2024-12-24 07:30:00
Il arrive avec Sergio Chejfec (Buenos Aires, 1956 – New York, 2022) que ces derniers temps, comme certains l’avaient déjà prédit, la perception de l’excellence de son écriture augmente. Ce qui lui arrive est ce qui, par rapport au boom latino-américain, est arrivé à Julio Ramón Ribeyro, qui d’écrivain marginal (accusé en partie par son propre « échec ») est en train d’accéder à une position centrale, d’abord à travers les successifs rééditions de son essentiel du quotidien La tentation de l’échec et, ces dernières semaines, pour la réédition de sa nouvelle, où il affiche une vision du monde proche de certaines sensibilités contemporaines.
Revenons à Chejfec. Il s’intéresse davantage à la littérature qui interroge l’incertitude de vivre dans ce monde où l’on ne sait presque tout qu’à celle qui tend à concilier la relation entre sujet et environnement. Je l’ai rencontré à Mérida vénézuélienne, au pied des Andes, en 1993, et il m’a offert son troisième livre, L’airdont la première phrase, relue aujourd’hui, semble déjà tout dire de ce qu’il écrira plus tard : « Et donc, la valeur de son caractère résidait dans le fait d’allier la paresse à l’impatience, cela peut paraître contradictoire, mais c’est la circonstance qui lui permettra de supporter la tension épuisante de son époque…”
Neige Sinno, le célèbre auteur de tigre triste (Anagrama), a publié vendredi une critique passionnante dans Le Monde à propos de la réédition en France (la première date de 2012) de mes deux mondes. C’est l’étonnement que l’a provoqué l’expérience de la lecture du livre de Chejfec dans lequel un double de l’auteur raconte une promenade au cours de laquelle il erre dans un parc abandonné, gris et uniforme, conscient de la difficulté d’accéder au langage, réalité si mobile de conscience, pourtant si intuitivement accessible à chacun de nous.

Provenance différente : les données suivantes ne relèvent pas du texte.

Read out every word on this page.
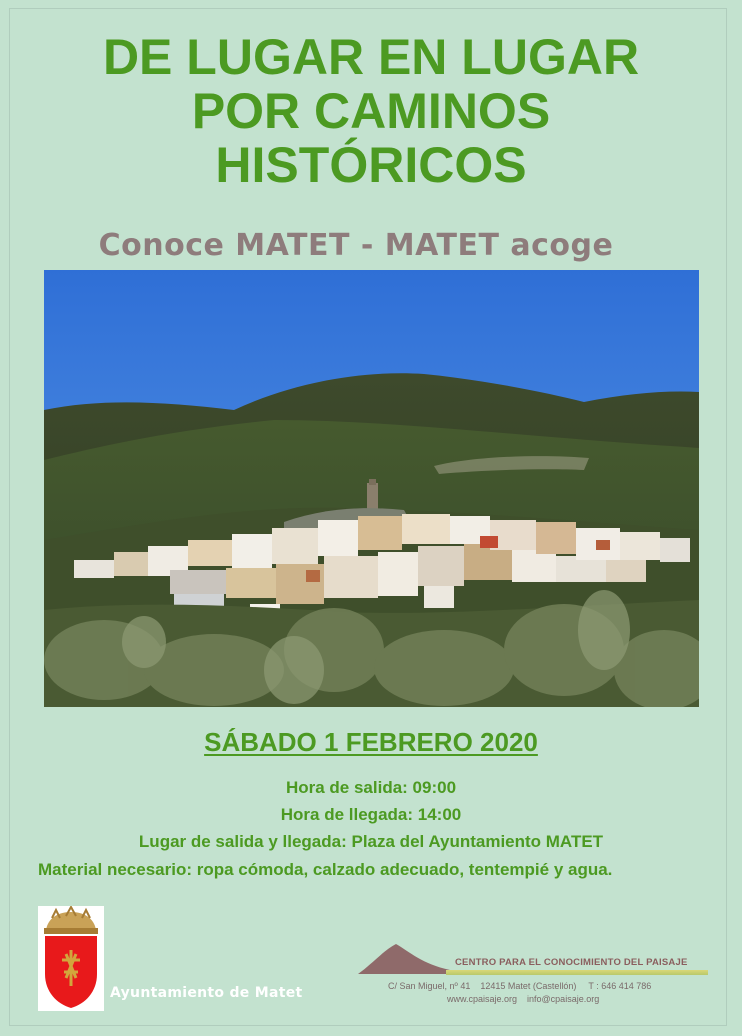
DE LUGAR EN LUGAR
POR CAMINOS
HISTÓRICOS
Conoce MATET - MATET acoge
SÁBADO 1 FEBRERO 2020
Hora de salida: 09:00
Hora de llegada: 14:00
Lugar de salida y llegada: Plaza del Ayuntamiento MATET
Material necesario: ropa cómoda, calzado adecuado, tentempié y agua.
Ayuntamiento de Matet
CENTRO PARA EL CONOCIMIENTO DEL PAISAJE
C/ San Miguel, nº 41 12415 Matet (Castellón) T : 646 414 786
www.cpaisaje.org info@cpaisaje.org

“Ce que je veux dire maintenant, comme presque toujours, est imprégné d’imprécision”, s’excuse le double de l’auteur. Mais c’est dans l’hypothèse de cette ignorance, commente Neige Sinno, que réside la beauté du texte, car il nous permet de nous laisser surprendre par la densité de l’inconnu que contient chaque instant de notre vie, même le plus prosaïque, puisque nous ignorer presque tout des mondes dans lesquels nous vivons.
Pour Chejfec, la condition flottante de l’écriture sur l’écran l’a amené à penser l’écriture comme ayant une entité plus distinctive et plus ajustée que l’entité physique : « Comme si la présence électronique, étant immatérielle, était mieux liée à l’insubstantialité des mots et l’ambiguïté habituelle qu’ils évoquent souvent. Et cette impression est ce qui semble traverser mes deux mondes —que Candaya a publié ici en 2008—, où le double de l’auteur, le promeneur dans le parc abandonné, ne cesse de nous transmettre l’idée qu’on a si peu écrit sur ce que nous vivons réellement que cela nous donne même une confiance inattendue dans le futur, car l’inconnu est un parc abandonné. Confiance dans l’avenir donc (de la littérature). Mais surtout de la vie, qui l’aurait cru. Mais il n’existe aucun moyen d’écrire une phrase à laquelle nous croyons.